We have used the standard inequality relating KL(P₀∥P̂₀) to ∫₀^Tε_test(t; m(t)) dt as a motivation for ℱ(m). Turning this into a fully end-to-end guarantee for a discrete-time sampler requires additional control of (i) discretization error in time, (ii) numerical integration error in the reverse SDE/ODE solver, (iii) the approximation gap between the trained network and the population regression function under finite optimization, and (iv) the stability of the reverse-time flow to localized score errors. Each term is in principle tractable, but their combination is delicate: small errors at early times can propagate through the flow map, and the relevant stability constants may depend on tail behavior of P_t and on Lipschitz properties of the score.
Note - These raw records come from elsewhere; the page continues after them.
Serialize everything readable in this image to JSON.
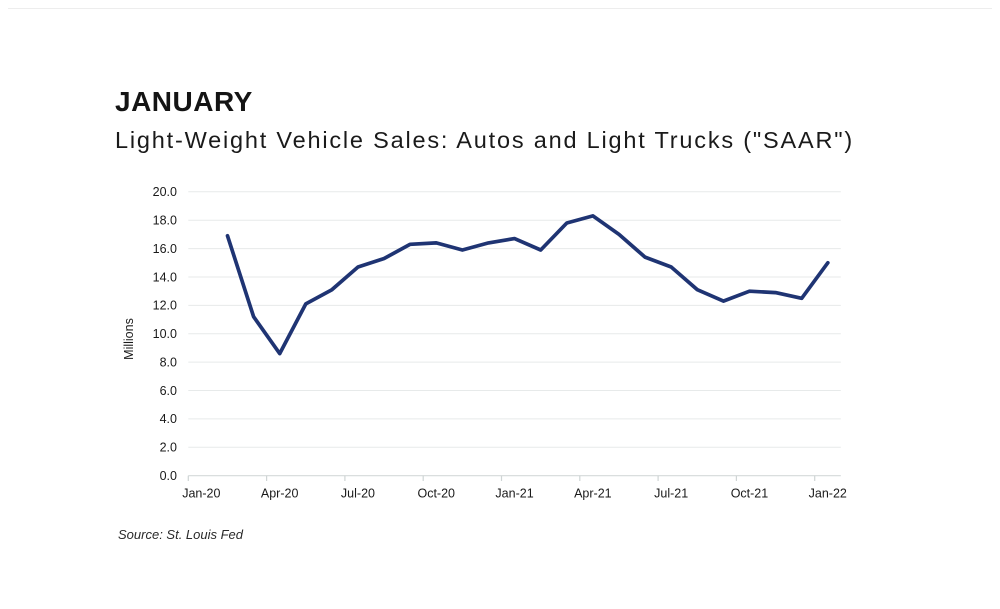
{
  "page": {
    "title": "JANUARY",
    "subtitle": "Light-Weight Vehicle Sales: Autos and Light Trucks (\"SAAR\")",
    "source": "Source: St. Louis Fed"
  },
  "colors": {
    "line": "#1f3473",
    "gridline": "#e7eaea",
    "axis": "#d4d9d9",
    "tick": "#cfd5d5",
    "text": "#1a1a1a"
  },
  "chart_data": {
    "type": "line",
    "title": "JANUARY",
    "subtitle": "Light-Weight Vehicle Sales: Autos and Light Trucks (\"SAAR\")",
    "xlabel": "",
    "ylabel": "Millions",
    "ylim": [
      0,
      20
    ],
    "grid": true,
    "legend_position": "none",
    "yticks": [
      {
        "value": 0,
        "label": "0.0"
      },
      {
        "value": 2,
        "label": "2.0"
      },
      {
        "value": 4,
        "label": "4.0"
      },
      {
        "value": 6,
        "label": "6.0"
      },
      {
        "value": 8,
        "label": "8.0"
      },
      {
        "value": 10,
        "label": "10.0"
      },
      {
        "value": 12,
        "label": "12.0"
      },
      {
        "value": 14,
        "label": "14.0"
      },
      {
        "value": 16,
        "label": "16.0"
      },
      {
        "value": 18,
        "label": "18.0"
      },
      {
        "value": 20,
        "label": "20.0"
      }
    ],
    "x_axis": {
      "slot_count": 25,
      "first_month": "Jan-20",
      "last_month": "Jan-22",
      "tick_interval_slots": 3,
      "ticks": [
        {
          "label": "Jan-20",
          "slot": 0
        },
        {
          "label": "Apr-20",
          "slot": 3
        },
        {
          "label": "Jul-20",
          "slot": 6
        },
        {
          "label": "Oct-20",
          "slot": 9
        },
        {
          "label": "Jan-21",
          "slot": 12
        },
        {
          "label": "Apr-21",
          "slot": 15
        },
        {
          "label": "Jul-21",
          "slot": 18
        },
        {
          "label": "Oct-21",
          "slot": 21
        },
        {
          "label": "Jan-22",
          "slot": 24
        }
      ]
    },
    "series": [
      {
        "name": "Light-Weight Vehicle Sales: Autos and Light Trucks (SAAR, Millions)",
        "color": "#1f3473",
        "start_slot": 1,
        "x": [
          "Feb-20",
          "Mar-20",
          "Apr-20",
          "May-20",
          "Jun-20",
          "Jul-20",
          "Aug-20",
          "Sep-20",
          "Oct-20",
          "Nov-20",
          "Dec-20",
          "Jan-21",
          "Feb-21",
          "Mar-21",
          "Apr-21",
          "May-21",
          "Jun-21",
          "Jul-21",
          "Aug-21",
          "Sep-21",
          "Oct-21",
          "Nov-21",
          "Dec-21",
          "Jan-22"
        ],
        "values": [
          16.9,
          11.2,
          8.6,
          12.1,
          13.1,
          14.7,
          15.3,
          16.3,
          16.4,
          15.9,
          16.4,
          16.7,
          15.9,
          17.8,
          18.3,
          17.0,
          15.4,
          14.7,
          13.1,
          12.3,
          13.0,
          12.9,
          12.5,
          15.0
        ]
      }
    ],
    "source": "Source: St. Louis Fed"
  }
}
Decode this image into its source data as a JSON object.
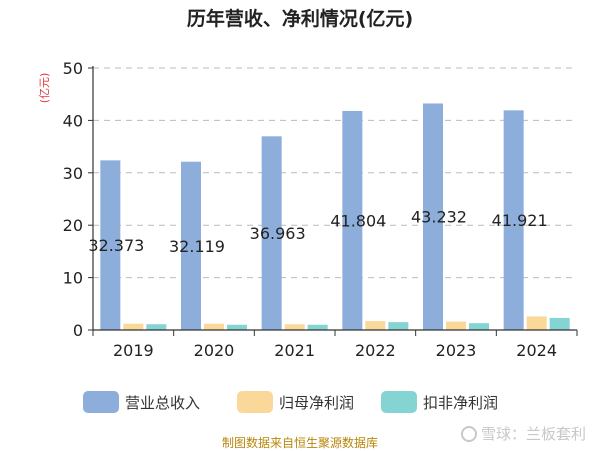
{
  "colors": {
    "revenue": "#8DAEDB",
    "net_profit": "#FAD89A",
    "non_gaap_profit": "#84D4D4",
    "title": "#222222",
    "unit": "#e0383e",
    "source": "#b8860b",
    "grid": "#bbbbbb",
    "axis": "#333333"
  },
  "legend": {
    "items": [
      {
        "label": "营业总收入",
        "color": "#8DAEDB"
      },
      {
        "label": "归母净利润",
        "color": "#FAD89A"
      },
      {
        "label": "扣非净利润",
        "color": "#84D4D4"
      }
    ]
  },
  "source_text": "制图数据来自恒生聚源数据库",
  "watermark": "雪球：兰板套利",
  "chart_data": {
    "type": "bar",
    "title": "历年营收、净利情况(亿元)",
    "ylabel": "(亿元)",
    "xlabel": "",
    "categories": [
      "2019",
      "2020",
      "2021",
      "2022",
      "2023",
      "2024"
    ],
    "series": [
      {
        "name": "营业总收入",
        "values": [
          32.373,
          32.119,
          36.963,
          41.804,
          43.232,
          41.921
        ]
      },
      {
        "name": "归母净利润",
        "values": [
          1.2,
          1.2,
          1.1,
          1.7,
          1.6,
          2.6
        ]
      },
      {
        "name": "扣非净利润",
        "values": [
          1.1,
          1.0,
          1.0,
          1.5,
          1.3,
          2.3
        ]
      }
    ],
    "data_labels": [
      "32.373",
      "32.119",
      "36.963",
      "41.804",
      "43.232",
      "41.921"
    ],
    "ylim": [
      0,
      50
    ],
    "yticks": [
      0,
      10,
      20,
      30,
      40,
      50
    ],
    "grid": true,
    "legend_position": "bottom"
  }
}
Thus, a complete theorem would likely assume quantitative regularity of P_t (e.g. log-Sobolev or bounded Hessian of log P_t) together with uniform-in-t control of ∥ŝ_t − s^⋆(t, ⋅)∥_{L²(P_t)} and a solver-specific stability bound.

Our risk functional ℛ(m) is intentionally operational: it penalizes proximity to the empirical score in the small-noise window, motivated by the empirical linkage between such proximity and memorization behaviors. This is not a formal differential privacy (DP) guarantee, and it does not preclude leakage through other channels (e.g. model inversion, prompt conditioning, or rare-mode exposure). Bridging to DP would require a sensitivity analysis of the training algorithm under the reuse schedule, including the effect of noise reuse on gradient variance and on the influence function of individual samples. We regard this as complementary: the present framework is designed to expose a lever (where to spend noise diversity in time) that can be combined with orthogonal privacy mechanisms (clipping, DP-SGD, data augmentation, or regularization).

Several extensions appear immediate. First, one can jointly optimize the time-sampling distribution and the reuse schedule, replacing fixed Δt_k by decision variables subject to a total-mass constraint. Second, one can make the schedule adaptive, choosing m_k online based on monitored indicators such as validation denoising error or an empirical memorization statistic, which would convert the present static knapsack-like problem into a feedback control problem over diffusion time. Third, one can study schedule transfer across architectures by expressing the gains g_k and risk deltas r_k in terms of measurable quantities (e.g. per-time gradient norms or effective signal-to-noise ratios) rather than oracle access to asymptotic curves. Finally, understanding whether the small-t throttling principle survives in fully nonlinear, finite-d regimes—and how it interacts with guidance and conditioning—remains the central empirical and theoretical question motivating this line of work.